Senate Confirms Dankaka’s Appointment as FCC Chairman, despite Protests

Senate Confirms Dankaka’s Appointment as FCC Chairman, despite Protests

Deji Elumoye in Abuja

The Senate yesterday ignored protests by the Senate’s Minority Leader, Senator Enyinnaya Abaribe, and confirmed the appointment of Dr. Muheeba Dankaka, as the Chairman of the Board of the Federal Character Commission (FCC) and 36 other members.

The nominees were confirmed after the upper chamber considered the report of the Senate Committee on Federal Character and Intergovernmental Affairs.

When the Chairman of the committee, Senator Danjuma La’ah, concluded his presentation, Abaribe, drew the attention of his colleagues to the lopsidedness in the appointment of Dankaka and the Secretary of the commission.

Abaribe noted that Nigerians from the same part of the country were occupying the position of chairman and secretary of the commission.

He said the two principal positions in the commission had always been occupied on the basis of North and South.

He argued that, over the years, northerners were being appointed as chairmen of the commission while Secretary to the Commission had always been from the south in line with section 14(3) of the 1999 Constitution as amended.

“Appointment of Mohammed Bello Tukur from Taraba State in 2017 as Secretary of the Commission by President Muhamnadu Buhari, gave the impression that a new chairman would be from the South but the nomination of Dr.
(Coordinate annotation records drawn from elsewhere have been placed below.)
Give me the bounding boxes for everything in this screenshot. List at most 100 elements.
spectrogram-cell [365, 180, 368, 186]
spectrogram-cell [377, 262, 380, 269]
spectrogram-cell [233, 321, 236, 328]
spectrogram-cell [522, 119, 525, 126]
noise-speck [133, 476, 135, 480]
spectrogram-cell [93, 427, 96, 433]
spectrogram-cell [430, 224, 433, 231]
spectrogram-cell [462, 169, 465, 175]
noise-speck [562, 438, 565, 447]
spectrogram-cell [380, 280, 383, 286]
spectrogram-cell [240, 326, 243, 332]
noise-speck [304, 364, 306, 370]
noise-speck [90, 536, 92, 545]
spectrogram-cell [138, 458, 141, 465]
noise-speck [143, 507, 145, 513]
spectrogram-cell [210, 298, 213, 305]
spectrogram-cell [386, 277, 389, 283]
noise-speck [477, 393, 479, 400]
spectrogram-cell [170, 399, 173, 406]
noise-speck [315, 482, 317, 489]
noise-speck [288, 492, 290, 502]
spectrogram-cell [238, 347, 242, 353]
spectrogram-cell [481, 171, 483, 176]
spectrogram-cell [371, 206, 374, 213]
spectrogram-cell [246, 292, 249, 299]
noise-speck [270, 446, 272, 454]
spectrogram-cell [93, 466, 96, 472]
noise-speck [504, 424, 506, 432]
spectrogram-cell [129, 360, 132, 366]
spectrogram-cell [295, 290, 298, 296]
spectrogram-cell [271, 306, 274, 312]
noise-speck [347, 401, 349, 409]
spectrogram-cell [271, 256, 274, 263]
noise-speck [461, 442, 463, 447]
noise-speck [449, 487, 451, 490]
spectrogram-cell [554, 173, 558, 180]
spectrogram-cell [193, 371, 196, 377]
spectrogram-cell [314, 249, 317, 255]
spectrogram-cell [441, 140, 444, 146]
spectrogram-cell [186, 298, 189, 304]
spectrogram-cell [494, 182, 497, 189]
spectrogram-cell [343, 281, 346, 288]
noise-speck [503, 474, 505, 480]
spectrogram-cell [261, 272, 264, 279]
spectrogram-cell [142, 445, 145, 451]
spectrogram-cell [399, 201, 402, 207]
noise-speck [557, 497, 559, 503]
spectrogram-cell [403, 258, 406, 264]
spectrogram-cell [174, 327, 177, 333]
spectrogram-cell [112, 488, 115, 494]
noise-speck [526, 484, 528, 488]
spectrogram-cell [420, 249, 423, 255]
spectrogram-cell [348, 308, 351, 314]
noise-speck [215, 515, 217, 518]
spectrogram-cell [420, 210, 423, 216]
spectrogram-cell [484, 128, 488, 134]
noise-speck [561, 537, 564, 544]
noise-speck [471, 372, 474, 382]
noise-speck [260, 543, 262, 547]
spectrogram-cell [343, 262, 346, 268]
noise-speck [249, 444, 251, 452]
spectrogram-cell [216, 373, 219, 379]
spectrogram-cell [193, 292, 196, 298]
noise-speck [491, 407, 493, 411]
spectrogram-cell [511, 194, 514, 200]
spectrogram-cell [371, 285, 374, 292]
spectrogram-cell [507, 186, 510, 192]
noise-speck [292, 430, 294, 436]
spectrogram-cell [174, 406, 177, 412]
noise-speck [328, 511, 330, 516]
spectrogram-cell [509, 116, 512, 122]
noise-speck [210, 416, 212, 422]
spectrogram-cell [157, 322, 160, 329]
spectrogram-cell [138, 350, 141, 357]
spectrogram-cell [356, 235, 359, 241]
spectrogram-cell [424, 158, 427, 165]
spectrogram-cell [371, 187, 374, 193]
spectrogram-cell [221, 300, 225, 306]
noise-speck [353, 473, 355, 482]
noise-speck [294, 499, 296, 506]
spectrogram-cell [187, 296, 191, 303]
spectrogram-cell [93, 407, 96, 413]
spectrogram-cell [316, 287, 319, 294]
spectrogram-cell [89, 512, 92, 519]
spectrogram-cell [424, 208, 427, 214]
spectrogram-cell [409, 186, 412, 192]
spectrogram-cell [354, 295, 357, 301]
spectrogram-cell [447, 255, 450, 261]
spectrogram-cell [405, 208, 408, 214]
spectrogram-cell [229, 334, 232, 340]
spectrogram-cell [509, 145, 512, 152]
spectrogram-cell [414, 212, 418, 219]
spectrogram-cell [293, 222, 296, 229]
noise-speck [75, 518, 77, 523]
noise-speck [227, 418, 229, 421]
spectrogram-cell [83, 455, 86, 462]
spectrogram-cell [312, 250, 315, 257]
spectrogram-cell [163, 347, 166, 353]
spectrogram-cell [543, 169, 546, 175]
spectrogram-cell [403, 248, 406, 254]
Muheeba Dankaka from Kwara State as the new chairman, violated the age-long principle.

“The Senate needs to look into this in the spirit of the principles of the federal character itself,” he said

But the Deputy President of the Senate, Senator Ovie Omo-Agege, said Abaribe by his submission, was challenging the powers of Buhari on nomination and appointment of competent Nigerians into public office.

Omo-Agege agreed that the issue of balancing raised by Abaribe as regards the two principal positions of the commission was germane but expressed the hope that the perceived anomalies would be corrected in months to come.